The purpose of this post is to go through why Lead and Cycle times matters to an agile team. These two metrics are probably the most important in my opinion and I will explain why. For a brief overview of all agile metrics that matter, you can read up on that here. But let’s get into why using Lead and Cycle time can enhance your team.
Lead time measures the time it takes for an idea to make it into production. It starts when you create an item in the backlog and concludes when the team releases that work.
Essentially, it answers how long you will need to wait you can realize value in your software product. So, you should be able to do a bit of planning using this metric. That’s why it is there.
Why it matters
Lead time gives you an accurate representation of the performance of a whole team that not only develops the software but contributes to its development. In other words, if you are wondering how your busines analysis team members are doing, as well as your product manager, this is the metric for you.
What it tells you
The ideal lead time is the lowest amount of time that you can achieve. At some point you will hit a time where you plateau and can’t get any lower. That is when you have reached peak flow. Now, to reach peak flow, you optimize everything, including how you elicit and document requirements.
Let’s say that your development cycle is a constant 20 days and that we assume that amount of time represents a fully optimized cycle time (we’ll cover that in a bit). But your overall lead time is at 60 days. That means that you have ideas out in your backlog dormant for 40 days before it is in active development. That may not sound like a big deal to you, but a lot can happen in 40 days in our current business environment. The time you expended in defining something for the backlog may very well become waste if initiatives and busines needs change to where you no longer need development on those items.
Moreover, a key to business agility is “Just-In-Time” requirements. This concept originates from lean manufacturing where reducing inventories and waste by using materials that arrive just in time for building a product. Optimizing your lead time encourages the “Just in Time, Just enough” mindset that is needed for agile organizations. If you focus on lowering your lead time, that means you also need to identify features or value areas closer to the moment you need it. Your backlog should never be a collection of non-prioritized, dormant wish list items. Doing so would ensure a huge lead time, and a disorganized collection of work, where time spent reviewing old ideas goes to waste.
Cycle time is the amount of time it takes for a work item or user story to get through the development lifecycle. It begins when a user story moves to being active, or in progress. Cycle Time concludes upon closing the work item.
Cycle time presents a more limited scope in terms of the calculation. It is specific to development and not idea creation, discovery, or idea validation. Therefore, it tells you how efficiently your development team is working (which includes QA, and the process of releasing items to production).

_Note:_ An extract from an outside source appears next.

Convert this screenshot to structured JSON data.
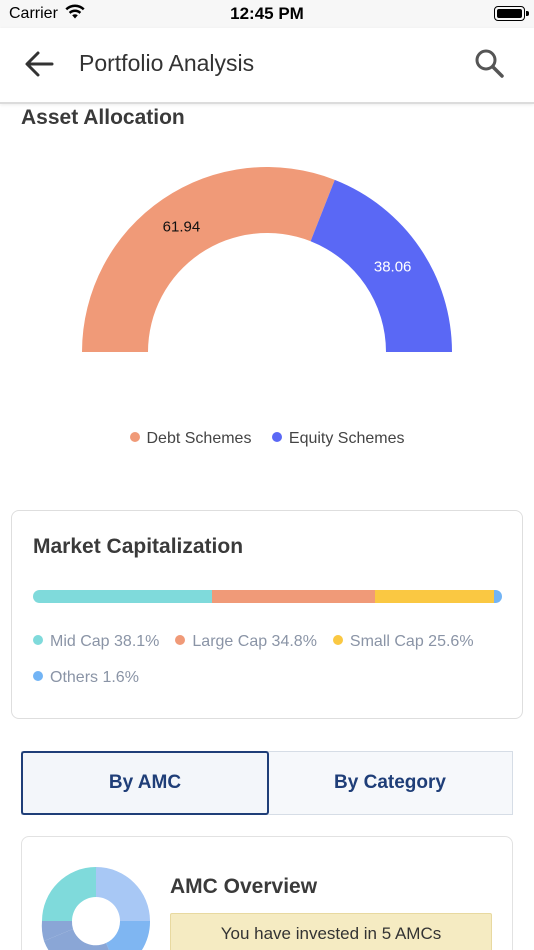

Keep in mind that even though Cycle Time is a measurement of the development process, there are times where the work items may take longer than expected because of requirements problems, or business changes. So, you need to eliminate those possibilities first before attributing problems to the development cycle.
Why it matters
Cycle Time matters because it shows you the overall efficiency for a work item to get from in progress to done. If you use an online tool like Azure DevOps, you can also see where your outliers are in terms of that cycle time. So, if you typically have a 20-day cycle time, but some user stories took 40 days, that would be a good indicator of a possible problem. Looking further into the outliers will help you work out issues in your process as well as reduce your cycle time.
What it tells you
Just like the ideal lead time is a lower value, the ideal cycle time is a lower timeframe. There will be a certain point at which your cycle time plateaus. Expect that plateau. All that means is that your team is running at its optimized efficiency in terms of the development process. Once you achieve that plateau, continue to monitor your cycle time to ensure that you catch problems as they arise.
As you monitor and optimize your cycle time, you will be able to find performance issues with individual team members. Use those as a means of coaching and mentoring. Perhaps a user story is using a new technology that a developer hasn’t used before. Do a lunch and learn to review that technology. The key to using cycle time metrics effectively is to use it as a chance to improve your team, not as a whip to beat them down.
Why These Metrics Matter
One of the reasons why I like lead and cycle time metrics is that it is hard to skew the results and show people something that doesn’t really exist. The time it takes to create, vet, develop, test, and release a user story is just time. There is no complex Fibonacci sequence that loosely correlates to some derivative of time based on the associated effort. People can’t inflate or deflate the amount of time something goes through the process. There is no estimate, it is just your past performance. Lead and cycle time are more quantitative than other estimates and less speculative. Because of that, it is great for better planning, refining, and optimizing a team’s agility.
I hope that this post piques your interest in what your lead and cycle time for your team is currently. If you start digging into it, perhaps you will find some ways in which your process can be fine tuned to enhance your ability to adapt and change with business environments, needs, and requirements. Some of the work management tools out there should be able to calculate these metrics automatically. If not, start tracking dates on your post it notes, index cards, or whatever tool you use to document your user stories or work items. After some time of tracking that data, you should be able to baseline your team’s performance and then optimize from there.